In other coronavirus-related news:
- July 20 is the deadline for participants in the Medicaid program that have not received a payment from the Provider Relief Fund General Distribution to submit applications for a piece of the $15 billion to be distributed from the CARES Act Provider Relief Fund. AHCA / NCAL has posted resources here.
- Next week, Sen. Mitch McConnell (R-KY) is expected to share his plans to shield long-term care providers and other businesses from coronavirus-related lawsuits. A provision is expected to be included in the next coronavirus relief legislation. McConnell already has said that granting immunity is a top goal.
- Universal testing of assisted living and nursing home residents is critical to identifying asymptomatic cases of COVID-19 and curbing virus transmission, according to an analysis published by JAMA Internal Medicine. The report comes on the heels of a warning from AHCA / NCAL of imminent outbreaks at such settings.
- AARP California has come out in “strong opposition” against state legislation, AB 1035, that would grant immunity from liability related to COVID-19 for small businesses with 25 or fewer employees, which includes residential care facilities for the elderly.
- New York is now allowing indoor and outdoor visitation in assisted living communities across the state. Operators must have protocol plans approved by the health department, no coronavirus cases and pass infection control inspections. Visitors will undergo screening, and must wear masks and social distance.
- Only seven states — Connecticut, Maryland, Louisiana, New Hampshire, New Mexico and New York — require ongoing COVID-19 testing of long-term care residents, staff or both, according to an analysis.
- Vermont has issued a framework for phased-in reopenings to allow some group activities and more visitation in assisted living, where testing will be optional.
- Beginning Wednesday, Kentucky began allowing limited visitation at long-term care facilities through guidelines established by the state. Visits must wear face masks, submit to temperature checks, practice social distancing and wash their hands.
- The Pennsylvania Department of Human Services is launching a Regional Response Health Collaboration Program to directly support COVID-19 continued readiness and response planning in assisted living communities, personal care homes and skilled nursing facilities. The program aims to improve quality of care related to infection prevention, expand COVID-19 testing to include asymptomatic staff and residents, and facilitate continuity of care and services provided in an attempt to mitigate the risk of spread of COVID-19.
- California has announced new COVID-19 testing guidelines that include a tiered system for recipients. Workers and residents of assisted living communities and nursing homes are in Tier 2. Under the new guidelines, people without symptoms and not in essential jobs won’t be prioritized for testing until results can be turned around in less than 48 hours.
- The South Carolina Department of Health and Environmental Control reports that the pandemic is taking a toll on staff members in elder care facilities. The department published new COVID-19 case numbers for assisted living communities and nursing homes showing 1,148 COVID-19 cases and eight deaths among eldercare staffers.

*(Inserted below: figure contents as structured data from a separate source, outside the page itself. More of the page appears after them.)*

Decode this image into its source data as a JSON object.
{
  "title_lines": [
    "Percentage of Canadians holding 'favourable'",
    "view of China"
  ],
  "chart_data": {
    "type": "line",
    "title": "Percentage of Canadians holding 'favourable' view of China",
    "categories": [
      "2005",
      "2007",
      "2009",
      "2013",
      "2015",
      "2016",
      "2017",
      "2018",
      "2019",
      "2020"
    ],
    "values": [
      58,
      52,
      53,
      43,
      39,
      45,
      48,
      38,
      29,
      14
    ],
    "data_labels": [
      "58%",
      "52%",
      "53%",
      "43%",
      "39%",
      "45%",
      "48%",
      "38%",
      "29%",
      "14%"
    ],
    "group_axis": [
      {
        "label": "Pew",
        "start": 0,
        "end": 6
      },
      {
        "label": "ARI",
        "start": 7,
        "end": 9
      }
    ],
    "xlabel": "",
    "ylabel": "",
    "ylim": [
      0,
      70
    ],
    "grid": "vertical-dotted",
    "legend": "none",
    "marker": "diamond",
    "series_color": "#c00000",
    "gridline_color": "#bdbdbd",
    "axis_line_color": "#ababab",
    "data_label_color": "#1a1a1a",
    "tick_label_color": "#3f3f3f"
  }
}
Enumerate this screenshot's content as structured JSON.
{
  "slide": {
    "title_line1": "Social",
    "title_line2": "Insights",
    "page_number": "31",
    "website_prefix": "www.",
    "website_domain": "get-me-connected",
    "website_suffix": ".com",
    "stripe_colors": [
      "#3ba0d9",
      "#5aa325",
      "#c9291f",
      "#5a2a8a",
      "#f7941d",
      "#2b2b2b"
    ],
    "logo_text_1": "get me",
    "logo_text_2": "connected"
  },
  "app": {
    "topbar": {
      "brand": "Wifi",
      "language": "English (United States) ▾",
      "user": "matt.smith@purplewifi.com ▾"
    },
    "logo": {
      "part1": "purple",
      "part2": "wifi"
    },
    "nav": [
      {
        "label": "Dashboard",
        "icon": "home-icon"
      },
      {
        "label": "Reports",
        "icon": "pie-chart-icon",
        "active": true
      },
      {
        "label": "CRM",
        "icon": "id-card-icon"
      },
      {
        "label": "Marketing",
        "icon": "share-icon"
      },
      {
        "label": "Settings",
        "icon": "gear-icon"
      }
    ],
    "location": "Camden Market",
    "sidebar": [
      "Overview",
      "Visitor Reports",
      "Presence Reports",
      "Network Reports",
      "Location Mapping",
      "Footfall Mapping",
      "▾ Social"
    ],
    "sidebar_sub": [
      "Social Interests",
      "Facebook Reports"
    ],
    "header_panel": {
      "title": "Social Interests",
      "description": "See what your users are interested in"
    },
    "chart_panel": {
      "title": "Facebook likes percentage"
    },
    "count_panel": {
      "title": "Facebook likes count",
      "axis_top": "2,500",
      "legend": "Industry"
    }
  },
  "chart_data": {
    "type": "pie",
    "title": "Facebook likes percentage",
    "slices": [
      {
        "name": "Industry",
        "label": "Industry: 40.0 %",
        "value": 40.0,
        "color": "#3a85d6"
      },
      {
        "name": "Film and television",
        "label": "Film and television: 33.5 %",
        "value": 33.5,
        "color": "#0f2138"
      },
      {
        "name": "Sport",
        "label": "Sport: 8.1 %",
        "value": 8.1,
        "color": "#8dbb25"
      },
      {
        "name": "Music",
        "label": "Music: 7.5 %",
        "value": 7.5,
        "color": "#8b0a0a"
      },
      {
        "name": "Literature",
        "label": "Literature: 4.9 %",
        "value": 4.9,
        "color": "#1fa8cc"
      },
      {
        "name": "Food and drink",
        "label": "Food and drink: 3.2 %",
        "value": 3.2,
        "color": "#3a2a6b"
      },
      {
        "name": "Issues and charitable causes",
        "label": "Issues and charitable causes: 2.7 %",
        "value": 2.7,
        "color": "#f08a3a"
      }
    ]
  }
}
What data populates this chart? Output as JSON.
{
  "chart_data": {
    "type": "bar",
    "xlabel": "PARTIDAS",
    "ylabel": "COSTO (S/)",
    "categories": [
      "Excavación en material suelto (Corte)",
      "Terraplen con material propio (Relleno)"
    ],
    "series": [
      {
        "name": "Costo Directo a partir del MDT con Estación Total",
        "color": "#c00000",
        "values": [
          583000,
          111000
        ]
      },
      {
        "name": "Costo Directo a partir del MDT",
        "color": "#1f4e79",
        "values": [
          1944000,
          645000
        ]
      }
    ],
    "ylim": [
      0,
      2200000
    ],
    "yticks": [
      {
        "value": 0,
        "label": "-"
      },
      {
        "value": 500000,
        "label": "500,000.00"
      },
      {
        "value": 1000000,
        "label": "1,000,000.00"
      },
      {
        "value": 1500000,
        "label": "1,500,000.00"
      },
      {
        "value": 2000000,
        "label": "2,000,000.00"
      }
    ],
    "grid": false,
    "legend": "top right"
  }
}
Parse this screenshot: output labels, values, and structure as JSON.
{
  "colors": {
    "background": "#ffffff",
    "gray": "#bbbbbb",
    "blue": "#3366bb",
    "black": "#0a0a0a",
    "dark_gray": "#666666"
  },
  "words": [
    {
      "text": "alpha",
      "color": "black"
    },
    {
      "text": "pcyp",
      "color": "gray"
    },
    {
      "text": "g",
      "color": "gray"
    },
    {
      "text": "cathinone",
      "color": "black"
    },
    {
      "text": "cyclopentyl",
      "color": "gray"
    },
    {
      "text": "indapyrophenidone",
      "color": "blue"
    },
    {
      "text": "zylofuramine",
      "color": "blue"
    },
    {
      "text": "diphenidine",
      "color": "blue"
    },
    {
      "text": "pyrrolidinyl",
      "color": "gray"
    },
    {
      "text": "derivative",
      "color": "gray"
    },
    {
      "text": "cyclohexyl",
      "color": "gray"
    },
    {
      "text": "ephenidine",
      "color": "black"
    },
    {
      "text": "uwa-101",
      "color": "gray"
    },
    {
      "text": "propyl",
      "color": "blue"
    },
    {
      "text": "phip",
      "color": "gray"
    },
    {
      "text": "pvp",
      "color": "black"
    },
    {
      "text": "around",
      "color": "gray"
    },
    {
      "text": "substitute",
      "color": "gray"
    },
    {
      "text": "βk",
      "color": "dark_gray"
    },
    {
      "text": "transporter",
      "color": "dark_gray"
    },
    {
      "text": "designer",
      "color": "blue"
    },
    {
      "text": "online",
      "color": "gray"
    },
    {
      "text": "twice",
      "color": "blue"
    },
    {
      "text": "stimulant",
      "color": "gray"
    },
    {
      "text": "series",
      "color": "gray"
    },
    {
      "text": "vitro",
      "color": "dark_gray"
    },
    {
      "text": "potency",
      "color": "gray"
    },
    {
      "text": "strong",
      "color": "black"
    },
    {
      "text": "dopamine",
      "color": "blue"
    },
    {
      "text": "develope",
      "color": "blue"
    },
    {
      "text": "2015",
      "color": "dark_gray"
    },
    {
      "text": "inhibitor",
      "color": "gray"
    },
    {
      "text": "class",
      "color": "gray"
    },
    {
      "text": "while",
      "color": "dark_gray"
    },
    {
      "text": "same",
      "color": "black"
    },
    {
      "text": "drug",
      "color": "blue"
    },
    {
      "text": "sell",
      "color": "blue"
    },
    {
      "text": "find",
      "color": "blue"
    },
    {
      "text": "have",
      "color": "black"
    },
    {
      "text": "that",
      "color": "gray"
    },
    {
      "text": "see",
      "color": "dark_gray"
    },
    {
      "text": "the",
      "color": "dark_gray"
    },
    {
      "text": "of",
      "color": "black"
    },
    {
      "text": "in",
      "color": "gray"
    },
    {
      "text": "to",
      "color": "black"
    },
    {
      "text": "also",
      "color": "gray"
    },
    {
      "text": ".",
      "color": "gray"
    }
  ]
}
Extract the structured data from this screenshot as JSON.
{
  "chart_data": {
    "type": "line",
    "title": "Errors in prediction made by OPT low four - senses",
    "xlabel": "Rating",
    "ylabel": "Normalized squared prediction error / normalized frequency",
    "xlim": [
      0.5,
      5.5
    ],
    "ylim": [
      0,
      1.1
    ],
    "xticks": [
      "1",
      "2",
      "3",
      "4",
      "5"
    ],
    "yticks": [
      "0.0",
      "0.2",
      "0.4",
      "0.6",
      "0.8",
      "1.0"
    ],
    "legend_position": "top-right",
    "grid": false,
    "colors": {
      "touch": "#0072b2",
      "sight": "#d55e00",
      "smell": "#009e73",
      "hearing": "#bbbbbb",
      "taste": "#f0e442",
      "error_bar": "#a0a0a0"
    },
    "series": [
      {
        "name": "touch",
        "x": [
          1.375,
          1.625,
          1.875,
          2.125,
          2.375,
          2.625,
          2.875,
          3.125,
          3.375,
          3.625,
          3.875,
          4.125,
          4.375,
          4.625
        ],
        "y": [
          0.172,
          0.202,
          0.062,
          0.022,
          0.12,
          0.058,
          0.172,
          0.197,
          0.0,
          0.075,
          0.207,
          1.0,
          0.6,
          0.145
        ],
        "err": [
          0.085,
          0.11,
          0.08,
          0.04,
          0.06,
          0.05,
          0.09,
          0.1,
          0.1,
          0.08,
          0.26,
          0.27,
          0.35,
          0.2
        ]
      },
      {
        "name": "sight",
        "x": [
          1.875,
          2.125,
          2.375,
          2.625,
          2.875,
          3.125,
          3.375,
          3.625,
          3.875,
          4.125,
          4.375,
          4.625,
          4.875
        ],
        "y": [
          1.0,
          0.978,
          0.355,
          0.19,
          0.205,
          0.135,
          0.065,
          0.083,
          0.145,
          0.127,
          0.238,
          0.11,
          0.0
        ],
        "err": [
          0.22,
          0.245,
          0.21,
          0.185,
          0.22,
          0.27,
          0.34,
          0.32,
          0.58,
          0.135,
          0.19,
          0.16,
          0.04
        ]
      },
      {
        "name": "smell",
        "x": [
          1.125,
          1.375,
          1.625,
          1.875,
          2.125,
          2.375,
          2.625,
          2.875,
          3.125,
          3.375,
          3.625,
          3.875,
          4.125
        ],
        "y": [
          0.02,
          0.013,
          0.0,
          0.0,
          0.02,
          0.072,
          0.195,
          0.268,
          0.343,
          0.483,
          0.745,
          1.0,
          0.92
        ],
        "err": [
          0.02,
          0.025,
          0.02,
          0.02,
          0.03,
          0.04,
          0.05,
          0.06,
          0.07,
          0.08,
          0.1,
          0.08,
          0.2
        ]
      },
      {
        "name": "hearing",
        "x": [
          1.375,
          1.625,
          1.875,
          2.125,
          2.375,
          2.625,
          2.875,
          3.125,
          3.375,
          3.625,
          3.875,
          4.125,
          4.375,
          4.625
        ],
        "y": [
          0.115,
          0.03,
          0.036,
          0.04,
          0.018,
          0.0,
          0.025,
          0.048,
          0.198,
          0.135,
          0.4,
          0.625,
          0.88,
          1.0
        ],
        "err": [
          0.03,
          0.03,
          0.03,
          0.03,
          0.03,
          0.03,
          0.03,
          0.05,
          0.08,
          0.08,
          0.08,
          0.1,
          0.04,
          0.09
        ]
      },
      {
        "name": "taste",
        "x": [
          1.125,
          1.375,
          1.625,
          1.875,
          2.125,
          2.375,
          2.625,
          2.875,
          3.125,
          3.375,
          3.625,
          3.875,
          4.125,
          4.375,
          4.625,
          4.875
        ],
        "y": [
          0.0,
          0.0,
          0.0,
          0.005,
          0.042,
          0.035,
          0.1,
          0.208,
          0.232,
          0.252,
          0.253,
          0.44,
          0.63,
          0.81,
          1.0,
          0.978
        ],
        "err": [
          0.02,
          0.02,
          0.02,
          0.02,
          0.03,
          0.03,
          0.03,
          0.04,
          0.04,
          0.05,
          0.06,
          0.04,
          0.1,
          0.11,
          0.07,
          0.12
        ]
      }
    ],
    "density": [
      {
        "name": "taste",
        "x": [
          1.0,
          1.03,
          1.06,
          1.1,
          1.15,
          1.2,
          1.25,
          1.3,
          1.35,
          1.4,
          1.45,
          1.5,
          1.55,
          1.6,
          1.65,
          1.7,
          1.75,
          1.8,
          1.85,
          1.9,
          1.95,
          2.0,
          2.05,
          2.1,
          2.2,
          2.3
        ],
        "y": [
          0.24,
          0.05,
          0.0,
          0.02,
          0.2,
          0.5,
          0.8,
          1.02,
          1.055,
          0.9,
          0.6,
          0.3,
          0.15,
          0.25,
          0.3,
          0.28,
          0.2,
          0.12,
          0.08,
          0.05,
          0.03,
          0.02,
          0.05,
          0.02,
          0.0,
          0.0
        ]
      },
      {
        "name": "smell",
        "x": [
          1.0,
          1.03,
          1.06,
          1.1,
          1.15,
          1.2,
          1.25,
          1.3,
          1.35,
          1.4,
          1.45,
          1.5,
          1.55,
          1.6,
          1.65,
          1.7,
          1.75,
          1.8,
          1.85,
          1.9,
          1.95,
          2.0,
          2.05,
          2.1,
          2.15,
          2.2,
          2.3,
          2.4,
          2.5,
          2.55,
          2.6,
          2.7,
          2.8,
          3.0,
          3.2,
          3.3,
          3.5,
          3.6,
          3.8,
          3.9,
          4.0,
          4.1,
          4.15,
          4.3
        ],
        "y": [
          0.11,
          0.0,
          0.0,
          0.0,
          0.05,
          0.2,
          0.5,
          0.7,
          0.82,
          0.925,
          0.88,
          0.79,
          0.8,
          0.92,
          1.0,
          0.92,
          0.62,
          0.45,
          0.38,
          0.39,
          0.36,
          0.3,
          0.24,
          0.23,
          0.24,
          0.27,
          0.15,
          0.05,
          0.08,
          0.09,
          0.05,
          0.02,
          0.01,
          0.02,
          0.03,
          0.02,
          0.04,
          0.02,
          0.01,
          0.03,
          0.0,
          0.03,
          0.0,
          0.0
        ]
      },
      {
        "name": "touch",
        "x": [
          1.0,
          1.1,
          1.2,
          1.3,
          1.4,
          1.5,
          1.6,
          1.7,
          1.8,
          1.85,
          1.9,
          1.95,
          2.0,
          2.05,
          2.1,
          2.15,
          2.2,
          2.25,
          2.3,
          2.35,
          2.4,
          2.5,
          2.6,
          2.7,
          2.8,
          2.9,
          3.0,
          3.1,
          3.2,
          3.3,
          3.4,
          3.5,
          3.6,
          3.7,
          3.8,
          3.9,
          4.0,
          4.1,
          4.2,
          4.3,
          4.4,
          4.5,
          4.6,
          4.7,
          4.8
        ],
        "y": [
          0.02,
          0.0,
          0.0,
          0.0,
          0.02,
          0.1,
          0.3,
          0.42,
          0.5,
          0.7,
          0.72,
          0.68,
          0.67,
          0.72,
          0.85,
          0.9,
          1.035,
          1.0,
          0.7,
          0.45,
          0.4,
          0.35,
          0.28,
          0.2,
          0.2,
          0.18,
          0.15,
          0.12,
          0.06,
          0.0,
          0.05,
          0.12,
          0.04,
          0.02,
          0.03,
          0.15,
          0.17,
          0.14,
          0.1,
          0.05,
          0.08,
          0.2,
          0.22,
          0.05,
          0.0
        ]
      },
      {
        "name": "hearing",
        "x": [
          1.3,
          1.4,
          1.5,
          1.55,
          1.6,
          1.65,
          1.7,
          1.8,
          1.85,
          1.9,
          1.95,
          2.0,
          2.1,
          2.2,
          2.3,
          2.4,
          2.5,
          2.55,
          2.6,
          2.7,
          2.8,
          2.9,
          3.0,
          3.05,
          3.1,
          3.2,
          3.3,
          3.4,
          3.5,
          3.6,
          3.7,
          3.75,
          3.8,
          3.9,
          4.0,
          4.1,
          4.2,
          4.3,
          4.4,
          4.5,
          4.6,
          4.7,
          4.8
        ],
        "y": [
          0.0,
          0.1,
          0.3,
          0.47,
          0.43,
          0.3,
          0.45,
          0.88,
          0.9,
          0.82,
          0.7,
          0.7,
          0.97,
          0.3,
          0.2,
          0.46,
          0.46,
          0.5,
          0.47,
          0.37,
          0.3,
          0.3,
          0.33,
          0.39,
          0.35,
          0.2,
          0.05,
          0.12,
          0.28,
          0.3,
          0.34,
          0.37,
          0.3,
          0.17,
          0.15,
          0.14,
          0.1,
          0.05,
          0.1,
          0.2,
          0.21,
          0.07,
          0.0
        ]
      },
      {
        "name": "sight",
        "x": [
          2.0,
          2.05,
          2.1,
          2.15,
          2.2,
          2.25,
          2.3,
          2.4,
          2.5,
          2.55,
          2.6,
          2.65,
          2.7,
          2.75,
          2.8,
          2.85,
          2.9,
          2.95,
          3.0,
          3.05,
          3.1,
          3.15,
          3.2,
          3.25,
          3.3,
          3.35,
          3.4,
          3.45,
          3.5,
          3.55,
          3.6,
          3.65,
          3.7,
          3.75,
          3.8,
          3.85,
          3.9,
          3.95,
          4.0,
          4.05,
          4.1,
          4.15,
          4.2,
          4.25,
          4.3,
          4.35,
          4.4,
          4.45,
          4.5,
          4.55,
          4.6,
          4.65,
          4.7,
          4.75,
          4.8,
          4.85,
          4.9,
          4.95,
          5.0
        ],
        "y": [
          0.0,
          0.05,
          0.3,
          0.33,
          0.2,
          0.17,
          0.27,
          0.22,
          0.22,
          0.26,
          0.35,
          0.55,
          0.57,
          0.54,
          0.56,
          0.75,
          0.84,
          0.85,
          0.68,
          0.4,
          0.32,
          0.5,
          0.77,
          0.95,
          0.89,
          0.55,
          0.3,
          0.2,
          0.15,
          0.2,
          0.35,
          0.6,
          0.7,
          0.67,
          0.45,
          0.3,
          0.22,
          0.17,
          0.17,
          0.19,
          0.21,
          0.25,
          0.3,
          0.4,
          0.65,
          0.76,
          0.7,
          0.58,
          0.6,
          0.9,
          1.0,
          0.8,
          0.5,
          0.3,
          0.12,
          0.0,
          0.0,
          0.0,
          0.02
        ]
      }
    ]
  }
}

- LeadingAge Illinois President Karen Messer is warning against complacency during the coronavirus pandemic. Messer said that although the rate of infections has flattened in Illinois, the danger to older adults has not passed. She reiterated the national organization’s call to Congress to allocate $100 billion to help aging services providers protect older adults.
- Nine Pennsylvania hospitals and health systems will receive $175 million as part of the Regional Response Health Collaboration Program to help their local long-term care facilities protect residents from the spread of COVID-19. The money will be used to help nursing homes, personal care and assisted living facilities expand their testing capability and use proven best practices for preventing and tracing infections.